Evando, pedreiro sergipano, só foi alfabetizado aos 18 anos. Pegou gosto. Não parou mais de ler. Montou uma biblioteca pública por conta própria. E ajudou a fundar outras 36
Por Lina de Albuquerque
“Mas um clássico não é um cigarro da Souza Cruz?”
A bem da verdade, a pergunta não chegou a surpreender o primeiro e improvisado professor de literatura do pedreiro Evando dos Santos. Afinal, o aluno do esclarecido mestre de obras Dernival Pereira, sergipano como ele, tinha sido alfabetizado havia pouco tempo, aos 18 anos, na Escola Batista da Vista Alegre, zona norte do Rio de Janeiro. Devia ter uns 21 na época em que foi apresentado pelo colega sexagenário a uma outra, digamos, marca de clássicos. A conversa se deu em um raro momento de folga de uma reforma em um prédio da Avenida Brasil, no Rio de Janeiro.
“Não é só isso, meu filho”, contornou Dernival, piso-teando num toco de cigarro ainda em brasa. Em seguida, completou como se fosse um mestre de obras literárias: “Um clássico é um livro bem escrito, original, universal e que fica para sempre”.

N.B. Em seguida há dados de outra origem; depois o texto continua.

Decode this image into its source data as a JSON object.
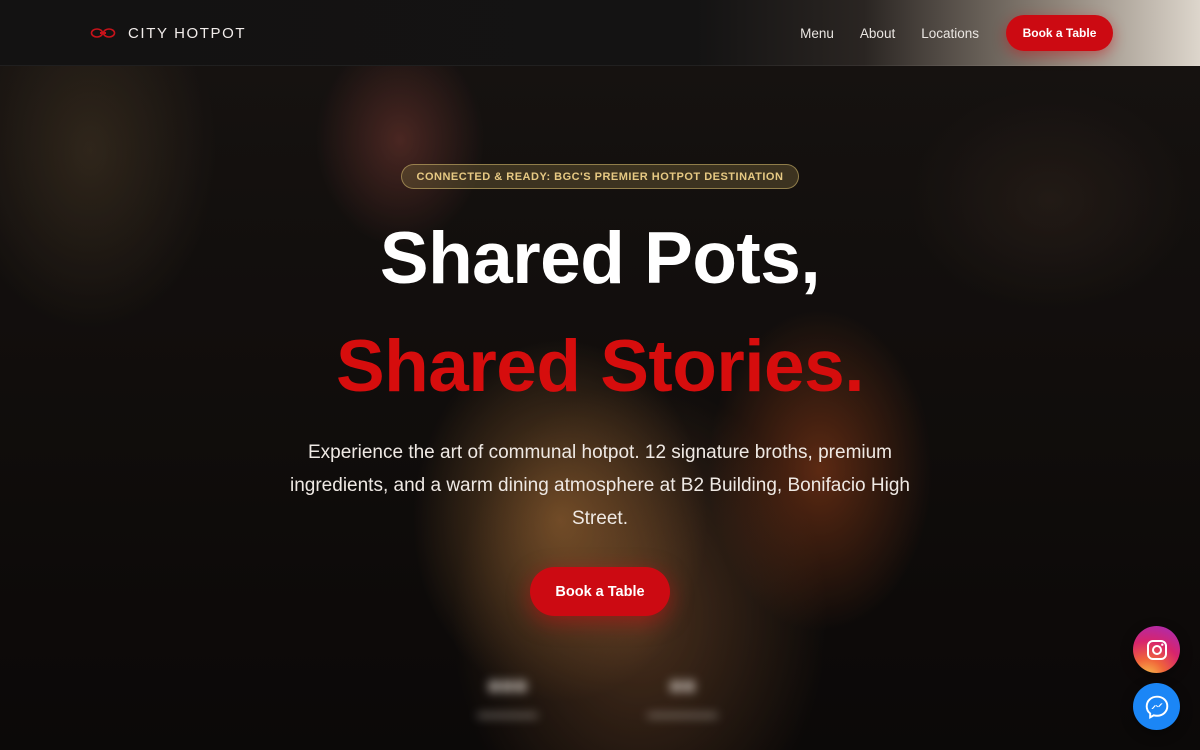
{
  "brand": {
    "name": "CITY HOTPOT",
    "logo_icon": "twin-pot-logo-icon",
    "accent_color": "#cc0a12"
  },
  "nav": {
    "links": [
      "Menu",
      "About",
      "Locations"
    ],
    "cta_label": "Book a Table"
  },
  "hero": {
    "badge": "CONNECTED & READY: BGC'S PREMIER HOTPOT DESTINATION",
    "title_line1": "Shared Pots,",
    "title_line2": "Shared Stories.",
    "title_line2_color": "#d60d0d",
    "description": "Experience the art of communal hotpot. 12 signature broths, premium ingredients, and a warm dining atmosphere at B2 Building, Bonifacio High Street.",
    "cta_label": "Book a Table"
  },
  "socials": [
    {
      "icon": "instagram-icon",
      "color": "#d7246d"
    },
    {
      "icon": "messenger-icon",
      "color": "#1b86f6"
    }
  ]
}
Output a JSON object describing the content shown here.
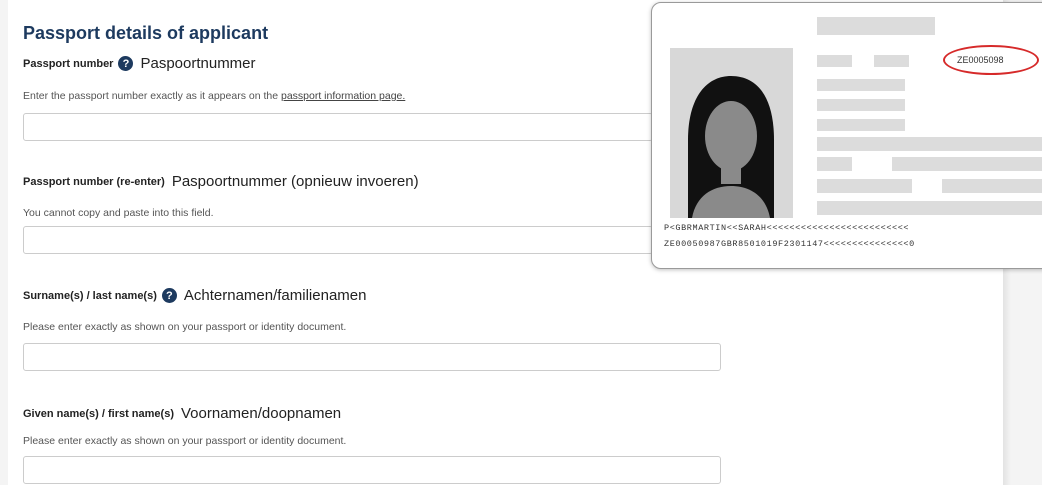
{
  "section": {
    "title": "Passport details of applicant"
  },
  "fields": [
    {
      "label": "Passport number",
      "translation": "Paspoortnummer",
      "hint_prefix": "Enter the passport number exactly as it appears on the ",
      "hint_link": "passport information page.",
      "value": ""
    },
    {
      "label": "Passport number (re-enter)",
      "translation": "Paspoortnummer (opnieuw invoeren)",
      "hint": "You cannot copy and paste into this field.",
      "value": ""
    },
    {
      "label": "Surname(s) / last name(s)",
      "translation": "Achternamen/familienamen",
      "hint": "Please enter exactly as shown on your passport or identity document.",
      "value": ""
    },
    {
      "label": "Given name(s) / first name(s)",
      "translation": "Voornamen/doopnamen",
      "hint": "Please enter exactly as shown on your passport or identity document.",
      "value": ""
    }
  ],
  "help_icon": {
    "glyph": "?",
    "icon": "question-circle-icon"
  },
  "passport_example": {
    "passport_number": "ZE0005098",
    "mrz_line1": "P<GBRMARTIN<<SARAH<<<<<<<<<<<<<<<<<<<<<<<<<",
    "mrz_line2": "ZE00050987GBR8501019F2301147<<<<<<<<<<<<<<<0",
    "highlight_color": "#d62a2a"
  }
}
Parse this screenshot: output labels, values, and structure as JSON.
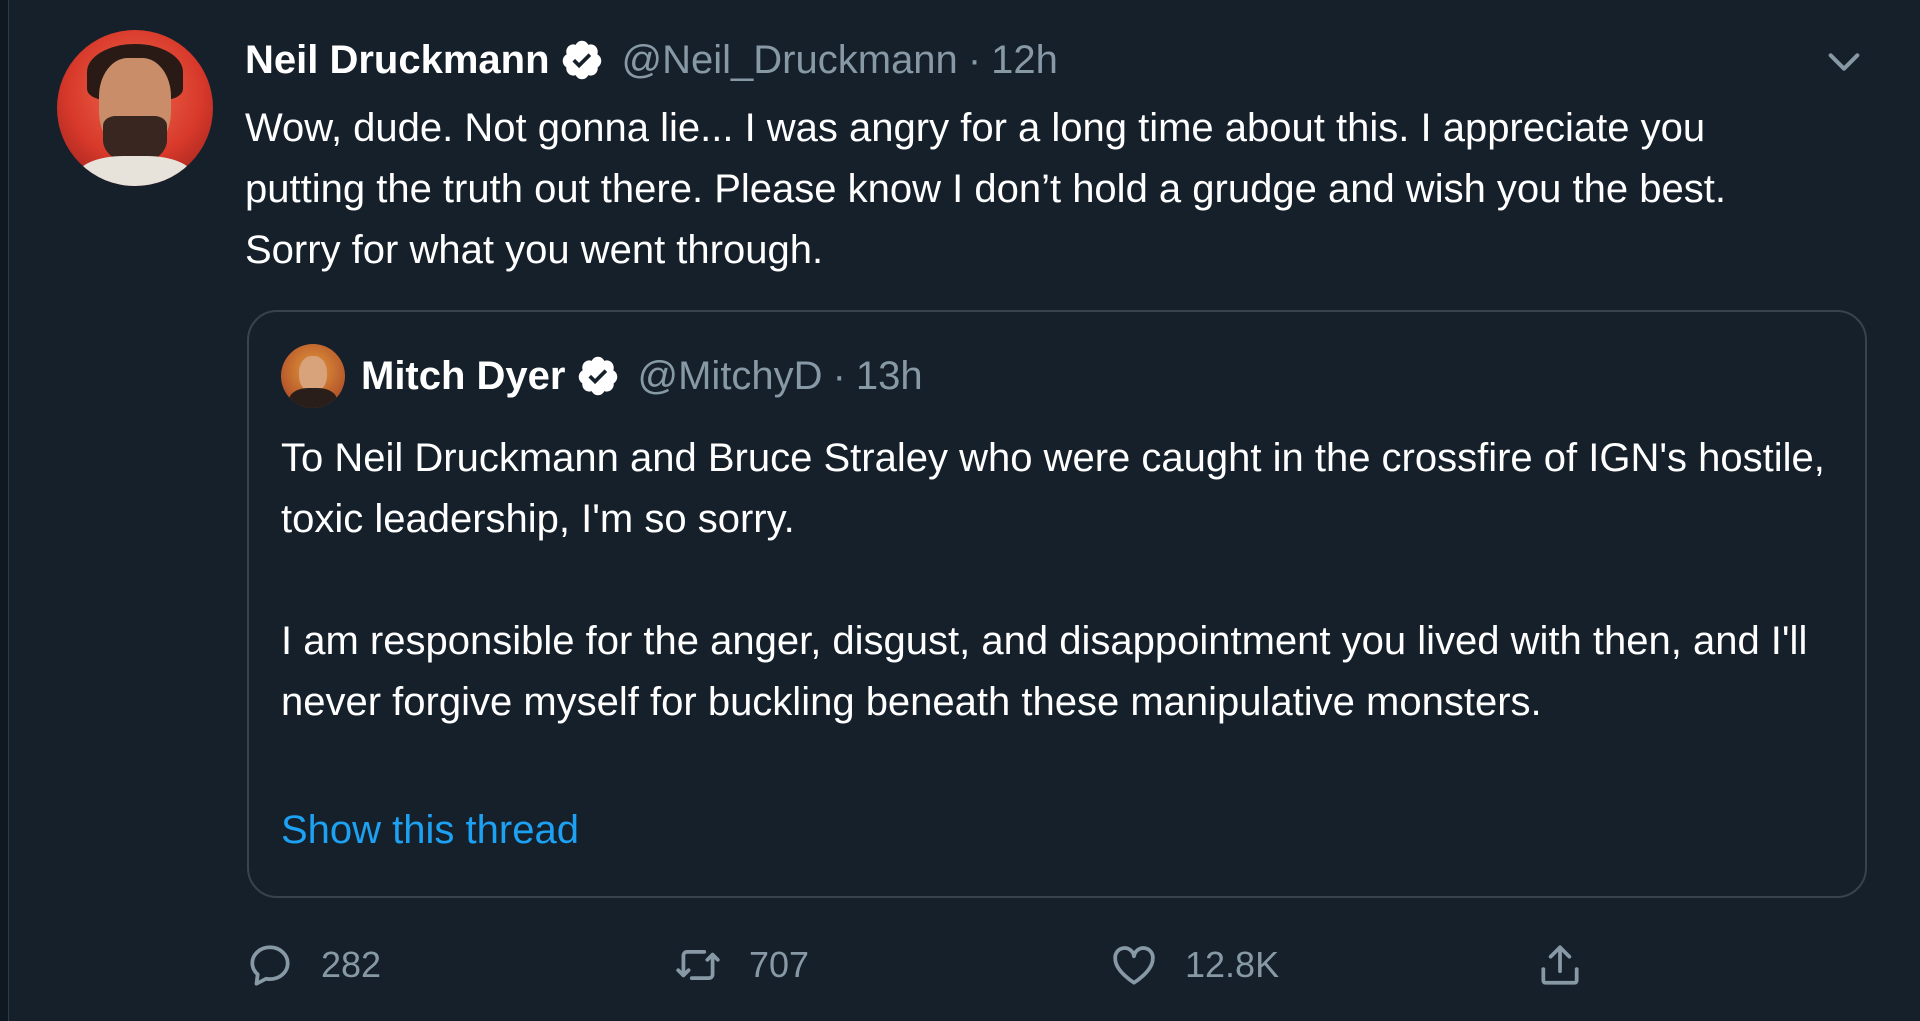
{
  "tweet": {
    "author": {
      "display_name": "Neil Druckmann",
      "handle": "@Neil_Druckmann",
      "verified": true
    },
    "separator": "·",
    "time": "12h",
    "text": "Wow, dude. Not gonna lie... I was angry for a long time about this. I appreciate you putting the truth out there. Please know I don’t hold a grudge and wish you the best. Sorry for what you went through.",
    "quoted_tweet": {
      "author": {
        "display_name": "Mitch Dyer",
        "handle": "@MitchyD",
        "verified": true
      },
      "separator": "·",
      "time": "13h",
      "paragraphs": [
        "To Neil Druckmann and Bruce Straley who were caught in the crossfire of IGN's hostile, toxic leadership, I'm so sorry.",
        "I am responsible for the anger, disgust, and disappointment you lived with then, and I'll never forgive myself for buckling beneath these manipulative monsters."
      ],
      "show_thread_label": "Show this thread"
    },
    "actions": {
      "reply_count": "282",
      "retweet_count": "707",
      "like_count": "12.8K"
    },
    "icons": {
      "verified": "verified-badge-icon",
      "menu": "chevron-down-icon",
      "reply": "reply-icon",
      "retweet": "retweet-icon",
      "like": "heart-icon",
      "share": "share-icon"
    },
    "colors": {
      "background": "#15202b",
      "text": "#ffffff",
      "muted": "#8899a6",
      "link": "#1da1f2",
      "border": "#38444d"
    }
  }
}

Evando prestou atenção, entendeu mais ou menos, e voltou a trabalhar. Mas levou, emprestados, de Dernival alguns livros de autores clássicos. Entre eles, Machado de Assis, Lima Barreto e Pablo Neruda. Tempos mais tarde, lendo oito palavras de um livro do escritor Tobias Barreto de Meneses, também tomado emprestado de Dernival, ele se sentiu realmente tocado. “A vida é uma leitura. Ler é lutar”, escreveu Barreto, que também era filósofo, poeta e jurista − e ainda por cima sergipano! Daquela vez, Evando entendeu tudo.
Foi o mote que levaria Evando, anos mais tarde, a fundar sua primeira biblioteca. Não ficou nisso. O ex-pedreiro sergipano ajudou a criar outras 36 pelo país, incentivando e enviando livros. Foram 20 mil volumes para três Estados nordestinos. Até Angola, do outro lado do oceano, se viu contemplada. Essa história sensibilizou Oscar Niemeyer, que desenhou, de graça, o projeto da Associação Centro Cultural e Biblioteca Comunitária Tobias Barreto de Meneses, que Evando comanda hoje, aos 49 anos, na Vila da Penha, Rio de Janeiro.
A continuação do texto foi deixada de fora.